Parmi les recommandations qui tiennent à cœur à la députée, notons la pérennisation du poste satellite de la GRC à Franklin. « Aujourd’hui, quand une situation urgente survient à la frontière, la GRC doit parfois se déplacer de loin, ce qui retarde l’intervention de plusieurs heures. Ce n’est pas acceptable pour la sécurité de nos citoyens. J’ai défendu cette recommandation parce que nos municipalités frontalières ont besoin d’une présence permanente, pas d’une réponse à distance», explique-t-elle.
Outre la recommandation 18 de son étoffé rapport, Claude DeBellefeuille se lance à la défense de sa recommandation 27 qui vise à mettre fin à une facture imposée aux municipalités.
Le rapport recommande effectivement que le gouvernement du Canada prévoie le budget nécessaire à la GRC pour rembourser les municipalités frontalières lorsque leurs services d’urgence sont appelés à soutenir des opérations de recherche et de sauvetage à la demande de la GRC.
«C’est une question d’équité fondamentale. Quand la GRC sollicite l’aide des pompiers ou des premiers répondants municipaux pour une opération qui relève d’un mandat fédéral, ce sont les contribuables locaux qui paient la note. Mes citoyens m’ont parlé de cette injustice et j’ai porté ce message au Comité», affirme Claude DeBellefeuille.
Plus encore
Fière de positionner la région sur différentes tribunes, l’expérimentée députée a réalisé une multitude d’autres mandats lors de sa dernière année parlementaire.
Outre les frontières terrestres, elle sait pertinemment que les ports doivent obtenir un meilleur appui et éviter les gaspillages de temps et d’argent.

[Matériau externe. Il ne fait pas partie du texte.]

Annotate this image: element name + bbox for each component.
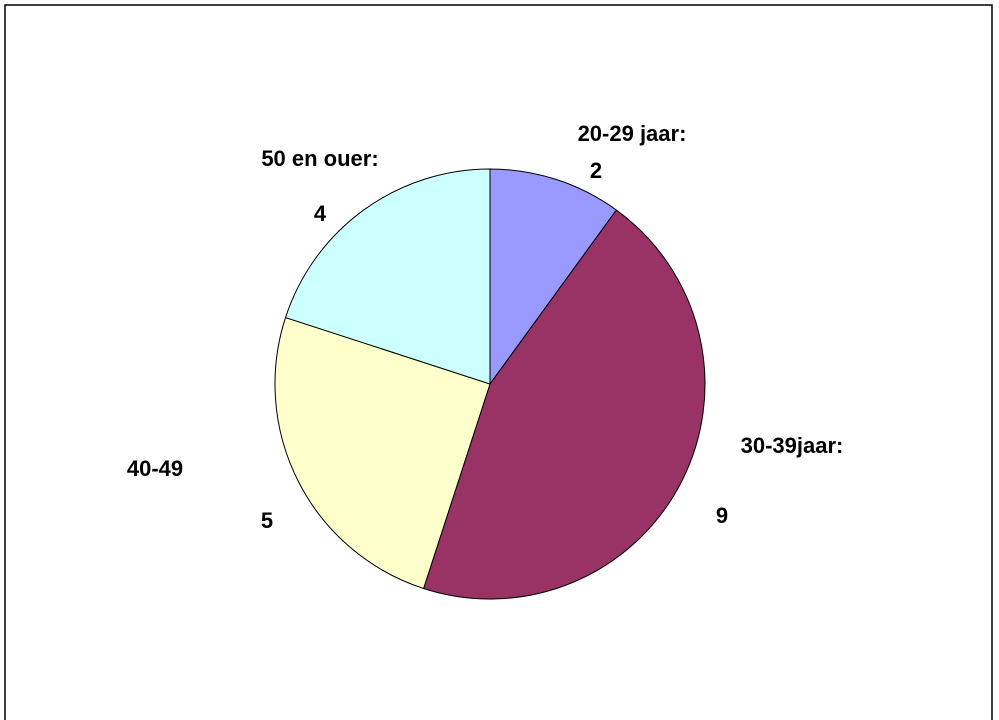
slice-label: 30-39jaar:	[741, 433, 844, 458]
slice-label: 20-29 jaar:	[578, 121, 687, 146]
pie-slice	[284, 168, 491, 385]
pie-slice	[422, 209, 706, 600]
slice-value: 9	[716, 503, 728, 528]
pie-slice	[489, 168, 618, 386]
slice-value: 2	[590, 158, 602, 183]
slice-value: 4	[314, 201, 327, 226]
slice-label: 40-49	[127, 456, 183, 481]
slice-label: 50 en ouer:	[261, 146, 378, 171]
pie-slice	[274, 316, 491, 590]
slice-value: 5	[261, 508, 273, 533]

Elle a obtenu une étude qui aurait dû être conclue récemment n’eut été des baillons imposés par le gouvernement ne fin de session.

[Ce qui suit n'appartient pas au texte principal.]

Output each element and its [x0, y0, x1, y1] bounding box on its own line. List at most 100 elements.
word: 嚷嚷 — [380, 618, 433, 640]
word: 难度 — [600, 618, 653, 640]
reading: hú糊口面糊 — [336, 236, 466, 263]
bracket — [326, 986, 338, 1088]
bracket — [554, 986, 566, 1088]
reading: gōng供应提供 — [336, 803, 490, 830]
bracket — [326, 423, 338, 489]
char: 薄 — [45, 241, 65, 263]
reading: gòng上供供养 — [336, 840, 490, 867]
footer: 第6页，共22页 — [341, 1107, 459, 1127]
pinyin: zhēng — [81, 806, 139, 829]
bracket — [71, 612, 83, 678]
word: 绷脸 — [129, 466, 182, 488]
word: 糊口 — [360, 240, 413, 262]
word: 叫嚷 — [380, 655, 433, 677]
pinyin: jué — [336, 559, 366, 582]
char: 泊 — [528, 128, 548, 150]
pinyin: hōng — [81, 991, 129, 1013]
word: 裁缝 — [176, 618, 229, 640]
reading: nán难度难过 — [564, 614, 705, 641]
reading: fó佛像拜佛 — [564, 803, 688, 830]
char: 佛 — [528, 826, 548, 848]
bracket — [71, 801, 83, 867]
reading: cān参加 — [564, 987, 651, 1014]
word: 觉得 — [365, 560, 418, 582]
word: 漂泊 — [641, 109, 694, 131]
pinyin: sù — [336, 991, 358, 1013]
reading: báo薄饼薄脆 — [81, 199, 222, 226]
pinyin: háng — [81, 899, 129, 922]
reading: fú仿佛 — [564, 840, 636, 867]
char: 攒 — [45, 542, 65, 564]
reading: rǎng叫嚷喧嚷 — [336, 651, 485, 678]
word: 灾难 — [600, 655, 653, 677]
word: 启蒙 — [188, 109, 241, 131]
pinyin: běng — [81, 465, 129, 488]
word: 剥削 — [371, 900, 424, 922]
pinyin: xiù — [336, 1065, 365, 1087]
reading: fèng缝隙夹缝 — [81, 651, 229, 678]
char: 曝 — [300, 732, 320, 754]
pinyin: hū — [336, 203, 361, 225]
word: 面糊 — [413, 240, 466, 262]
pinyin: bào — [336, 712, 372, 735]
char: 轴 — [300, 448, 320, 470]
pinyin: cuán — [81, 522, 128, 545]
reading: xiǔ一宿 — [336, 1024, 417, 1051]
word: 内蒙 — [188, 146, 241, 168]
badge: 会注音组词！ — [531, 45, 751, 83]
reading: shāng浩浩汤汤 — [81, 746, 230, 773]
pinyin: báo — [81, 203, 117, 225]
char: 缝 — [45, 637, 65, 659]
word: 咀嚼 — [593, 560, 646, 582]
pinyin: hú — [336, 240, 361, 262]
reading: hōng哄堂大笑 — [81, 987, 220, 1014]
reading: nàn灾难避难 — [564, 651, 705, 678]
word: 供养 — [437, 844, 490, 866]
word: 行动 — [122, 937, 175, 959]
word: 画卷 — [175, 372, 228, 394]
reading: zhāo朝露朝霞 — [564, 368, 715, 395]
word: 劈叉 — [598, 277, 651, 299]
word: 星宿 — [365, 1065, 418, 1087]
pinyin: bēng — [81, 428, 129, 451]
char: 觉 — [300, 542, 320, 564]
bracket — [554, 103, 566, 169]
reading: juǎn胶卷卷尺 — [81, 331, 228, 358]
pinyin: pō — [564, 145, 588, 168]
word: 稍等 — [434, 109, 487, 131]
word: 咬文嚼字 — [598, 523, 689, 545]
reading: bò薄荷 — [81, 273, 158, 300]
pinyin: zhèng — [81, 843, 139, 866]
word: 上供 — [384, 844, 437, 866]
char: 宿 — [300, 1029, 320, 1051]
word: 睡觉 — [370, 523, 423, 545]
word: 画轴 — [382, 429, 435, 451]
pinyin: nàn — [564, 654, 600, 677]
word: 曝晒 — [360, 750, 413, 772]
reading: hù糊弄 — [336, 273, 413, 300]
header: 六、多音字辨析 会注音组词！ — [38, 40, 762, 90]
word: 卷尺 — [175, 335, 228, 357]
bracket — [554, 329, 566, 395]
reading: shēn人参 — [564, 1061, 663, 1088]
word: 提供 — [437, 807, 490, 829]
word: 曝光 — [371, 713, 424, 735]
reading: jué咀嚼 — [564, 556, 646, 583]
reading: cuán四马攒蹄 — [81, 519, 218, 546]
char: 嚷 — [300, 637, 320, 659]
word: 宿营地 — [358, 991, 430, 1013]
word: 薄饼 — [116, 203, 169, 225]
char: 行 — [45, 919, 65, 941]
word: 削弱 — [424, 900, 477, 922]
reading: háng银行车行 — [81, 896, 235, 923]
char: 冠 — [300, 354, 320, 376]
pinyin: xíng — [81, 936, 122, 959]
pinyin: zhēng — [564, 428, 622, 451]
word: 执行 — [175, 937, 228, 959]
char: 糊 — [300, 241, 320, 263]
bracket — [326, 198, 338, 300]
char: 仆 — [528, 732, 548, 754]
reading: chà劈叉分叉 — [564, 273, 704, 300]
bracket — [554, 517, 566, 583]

Elle a créé un caucus maritime multipartite, elle a défendu l’industrie maritime face à l’industrie ferroviaire pour un programme de subvention de Transport Canada. Enfin, Claude DeBellefeuille, fière députée du Bloc s’est portée à la défense du Français à de nombreuses reprises en marge de bulletin de renseignements émis en anglais par le Service canadien du renseignement de sécurité auprès des cégeps francophones, ainsi que la ligne d’urgence canadienne contre la traite de personnes dont les services sont inaccessibles dans la langue officielle de la province.